I’m sure most of you will understand the importance of leisure, because it’s only when you have leisure that you learn.
Finding calm in that chatter 

BENGALURU: I’m sure most of you will understand the importance of leisure, because it’s only when you have leisure that you learn. The meaning of that word ‘leisure’, according to a very good dictionary, means not having any occupation, at the time when we are talking over together. Not to be occupied all the time, psychologically, physically or intellectually, just have plenty of leisure so that one can learn.

That’s really the meaning of a school, where one can learn easily, without conflict, when your mind is not occupied with so many other problems. So I suggest that you should not be occupied, that your minds should not filled with problems, anxieties, occupations, trying to solve problems. We are here to actually experience leisure, so that when we talk over things together, the mind is not occupied, not chattering, and is experiencing enough leisure to understand and learn.

There are two types of learning: either memorise what is being said, which is what most of us call learning, or learning through observation and therefore not storing it up as a memory and then looking, observing through memory. I’m going to explain it. As we said, there are two types of learning: one is to learn something by heart so that you store it up in the brain and act according to that knowledge, skilfully or not skilfully. That’s what most of us do.

When we go to school, college and university, we store a great deal of information called knowledge, and according to that knowledge act, beneficially for oneself or for society, skilfully or incapable of acting, simply, directly. That’s one type of learning, with which we are all very familiar, which we do all the time. Every experience is stored as knowledge, and acted according to that... action taking place according to that knowledge. So that’s very clear; I expect most of us, it is so.

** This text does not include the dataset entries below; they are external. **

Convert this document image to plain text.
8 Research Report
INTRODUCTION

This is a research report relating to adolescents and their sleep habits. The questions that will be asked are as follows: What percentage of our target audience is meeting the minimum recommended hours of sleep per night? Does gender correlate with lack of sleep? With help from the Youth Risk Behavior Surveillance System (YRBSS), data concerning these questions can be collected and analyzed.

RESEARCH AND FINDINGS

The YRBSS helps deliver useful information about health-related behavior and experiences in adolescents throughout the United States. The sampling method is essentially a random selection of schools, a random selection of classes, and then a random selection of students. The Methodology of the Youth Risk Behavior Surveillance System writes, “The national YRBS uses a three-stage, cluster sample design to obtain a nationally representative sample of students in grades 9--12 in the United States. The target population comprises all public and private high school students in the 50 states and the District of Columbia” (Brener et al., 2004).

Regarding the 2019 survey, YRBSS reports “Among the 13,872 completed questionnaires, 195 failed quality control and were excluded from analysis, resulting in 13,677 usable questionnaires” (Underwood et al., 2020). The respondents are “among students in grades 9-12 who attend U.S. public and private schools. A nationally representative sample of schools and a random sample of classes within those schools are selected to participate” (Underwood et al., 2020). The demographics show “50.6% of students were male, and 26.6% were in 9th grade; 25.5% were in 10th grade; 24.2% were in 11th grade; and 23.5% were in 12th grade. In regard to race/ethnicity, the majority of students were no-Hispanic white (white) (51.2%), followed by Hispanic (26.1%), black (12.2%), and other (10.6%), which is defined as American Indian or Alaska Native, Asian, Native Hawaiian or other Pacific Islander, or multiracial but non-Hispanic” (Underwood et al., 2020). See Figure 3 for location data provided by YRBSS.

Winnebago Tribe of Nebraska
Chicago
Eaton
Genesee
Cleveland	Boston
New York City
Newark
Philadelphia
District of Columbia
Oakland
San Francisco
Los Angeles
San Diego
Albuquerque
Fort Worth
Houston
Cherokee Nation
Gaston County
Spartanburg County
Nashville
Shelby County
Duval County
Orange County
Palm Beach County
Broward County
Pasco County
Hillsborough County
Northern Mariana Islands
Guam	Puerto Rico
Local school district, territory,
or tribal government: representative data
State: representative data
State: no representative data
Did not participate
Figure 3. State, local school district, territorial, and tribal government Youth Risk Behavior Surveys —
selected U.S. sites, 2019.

Then there is another kind of learning, which probably you’re not quite accustomed to, because we are such slaves to habits, to tradition, to every form of conformity. There is the other type of learning, as we were saying, which is to observe. Observation implies, to see without the accompaniment of previous knowledge; to look at something as though for the first time, afresh. And if you observe things afresh, then there is not the cultivation of memory, because each time you observe, and through that observation you learn, store it up as memory, then the next time you observe you are observing through the pattern of memory, therefore you see never anything fresh. Right? 

So, as we were saying, leisure is extraordinarily important – not to have a mind that is constantly occupied, constantly chattering. Because it’s only in that unoccupied mind a new seed of learning can take place. Which is entirely different from the memory, cultivating memory, storing up as knowledge and acting from that knowledge. As we were saying, there is another kind of learning, which is to observe - the tree, the skies, the mountains, the beauty of the mountains, the light among the leaves.

And that observation if stored up as memory will prevent the next observation being fresh. You get this point? It’s quite simple. That is, if you observe your wife or your girlfriend or boyfriend, if you observe, can you observe without the previous recording of the incidents and all the rest of it, in that particular relationship. If you observe or watch the other without the previous knowledge, then you learn much more.